Comme Sisyphe, les Libanais sont confrontés en permanence à des défis qui semblent insurmontables. Même s’ils sont dotés d’une résilience et d’une volonté de survivre, la question persistante est de savoir jusqu’à quand ils devront porter ce fardeau avant de trouver un répit durable.
Du côté de la psychanalyse
Sigmund Freud, le père de la psychanalyse, a développé de nombreux concepts qui ont profondément influencé notre compréhension de la psyché humaine. Parmi ces concepts, le «retour du refoulé» est particulièrement saillant. Pour comprendre ce concept, il est crucial d’explorer d’abord l’idée de «refoulement» qui est au cœur de la théorie freudienne. Qu’est-ce que le refoulement? C’est un mécanisme de défense par lequel des pensées, souvenirs ou désirs inconscients, jugés inacceptables ou menaçants pour le moi conscient, sont repoussés ou maintenus hors de la conscience. Ces éléments refoulés ne disparaissent pas, mais continuent d’exister dans l’inconscient.

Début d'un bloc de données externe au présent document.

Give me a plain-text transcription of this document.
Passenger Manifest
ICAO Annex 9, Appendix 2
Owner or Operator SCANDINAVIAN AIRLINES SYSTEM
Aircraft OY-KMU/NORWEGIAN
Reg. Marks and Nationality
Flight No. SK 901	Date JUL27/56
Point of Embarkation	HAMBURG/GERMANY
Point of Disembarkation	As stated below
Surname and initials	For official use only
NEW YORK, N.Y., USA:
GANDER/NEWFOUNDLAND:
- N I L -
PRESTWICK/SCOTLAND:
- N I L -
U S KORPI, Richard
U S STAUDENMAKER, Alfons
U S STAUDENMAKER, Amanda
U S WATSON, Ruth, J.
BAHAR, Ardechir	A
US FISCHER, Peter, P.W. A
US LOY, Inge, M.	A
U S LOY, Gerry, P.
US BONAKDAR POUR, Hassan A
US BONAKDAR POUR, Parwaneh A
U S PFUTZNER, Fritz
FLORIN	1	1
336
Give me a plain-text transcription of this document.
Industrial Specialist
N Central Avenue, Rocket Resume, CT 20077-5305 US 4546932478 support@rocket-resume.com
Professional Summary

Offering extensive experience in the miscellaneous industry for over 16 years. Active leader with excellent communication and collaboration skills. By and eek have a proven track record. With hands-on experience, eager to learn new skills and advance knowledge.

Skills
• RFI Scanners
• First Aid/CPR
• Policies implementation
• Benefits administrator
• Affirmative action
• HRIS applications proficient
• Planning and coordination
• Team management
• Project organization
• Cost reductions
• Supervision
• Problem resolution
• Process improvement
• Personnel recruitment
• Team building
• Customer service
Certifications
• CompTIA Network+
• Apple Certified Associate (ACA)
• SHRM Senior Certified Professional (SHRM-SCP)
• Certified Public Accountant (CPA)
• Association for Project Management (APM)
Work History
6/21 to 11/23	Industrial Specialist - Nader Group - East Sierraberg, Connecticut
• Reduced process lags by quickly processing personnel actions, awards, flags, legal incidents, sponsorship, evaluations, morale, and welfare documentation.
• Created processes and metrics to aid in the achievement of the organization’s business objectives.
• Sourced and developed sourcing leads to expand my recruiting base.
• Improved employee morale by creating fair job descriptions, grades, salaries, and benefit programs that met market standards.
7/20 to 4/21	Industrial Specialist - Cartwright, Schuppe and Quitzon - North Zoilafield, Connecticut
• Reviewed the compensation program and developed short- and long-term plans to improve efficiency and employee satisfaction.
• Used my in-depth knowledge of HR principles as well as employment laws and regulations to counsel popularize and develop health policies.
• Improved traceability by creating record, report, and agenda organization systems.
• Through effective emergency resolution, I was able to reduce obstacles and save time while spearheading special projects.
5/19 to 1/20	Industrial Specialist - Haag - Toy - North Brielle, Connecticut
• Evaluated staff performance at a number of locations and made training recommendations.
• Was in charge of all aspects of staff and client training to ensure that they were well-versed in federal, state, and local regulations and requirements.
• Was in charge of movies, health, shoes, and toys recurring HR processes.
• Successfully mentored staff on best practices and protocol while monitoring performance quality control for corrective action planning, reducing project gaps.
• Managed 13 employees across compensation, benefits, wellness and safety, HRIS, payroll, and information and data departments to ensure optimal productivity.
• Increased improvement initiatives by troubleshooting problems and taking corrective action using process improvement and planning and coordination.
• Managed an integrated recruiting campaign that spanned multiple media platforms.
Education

Bien que ces éléments soient repoussés dans l’inconscient, ils ne restent pas silencieux. Ils cherchent à revenir dans la conscience, mais le moi continue de les repousser. Cette tension entre le désir des éléments refoulés de revenir à la surface et les efforts du moi pour les maintenir à distance est au cœur du «retour du refoulé ». Ces éléments refoulés peuvent réapparaître dans la conscience de manière déguisée, souvent sous une forme méconnaissable.
Il peut s’agir d’un lapsus: une erreur de parole qui peut révéler un désir ou une pensée refoulée. Si quelqu’un dit accidentellement «j’espère» au lieu de «je vous aime», cela pourrait indiquer un sentiment refoulé envers la personne à qui il s’adresse. Les actes manqués aussi, qui sont des actions qui semblent accidentelles, mais qui peuvent révéler des désirs inconscients. Les rêves que Freud décrit comme la «voie royale vers l’inconscient» sont autant d’images vives qui en disent long. Il y a également les symptômes névrotiques, ces comportements ou sensations qui semblent inexplicables, mais qui peuvent être le résultat de conflits inconscients.
Les Libanais sont-ils condamnés au désespoir?
Face à la dure réalité qui prévaut, les Libanais se trouvent dans une situation où l’espoir et les aspirations semblent éternellement réprimés, ne faisant que ressurgir sous d’autres formes, tout comme le retour du refoulé dans la théorie freudienne. Cette dualité entre un effort continu sans fin et la persistance d’espoirs enfouis façonne la psyché des Libanais. Que reste-t-il alors aux Libanais à espérer ou à rêver dans un tel contexte? Entre les échos d’un rocher toujours en mouvement et les souvenirs traumatisants qui refont surface, l’avenir du Liban flotte dans une mer d’incertitude. Les interrogations subsistent, et bien que le désir de réponses soit impérieux, l’horizon demeure, pour l’instant, aussi insaisissable qu’angoissant.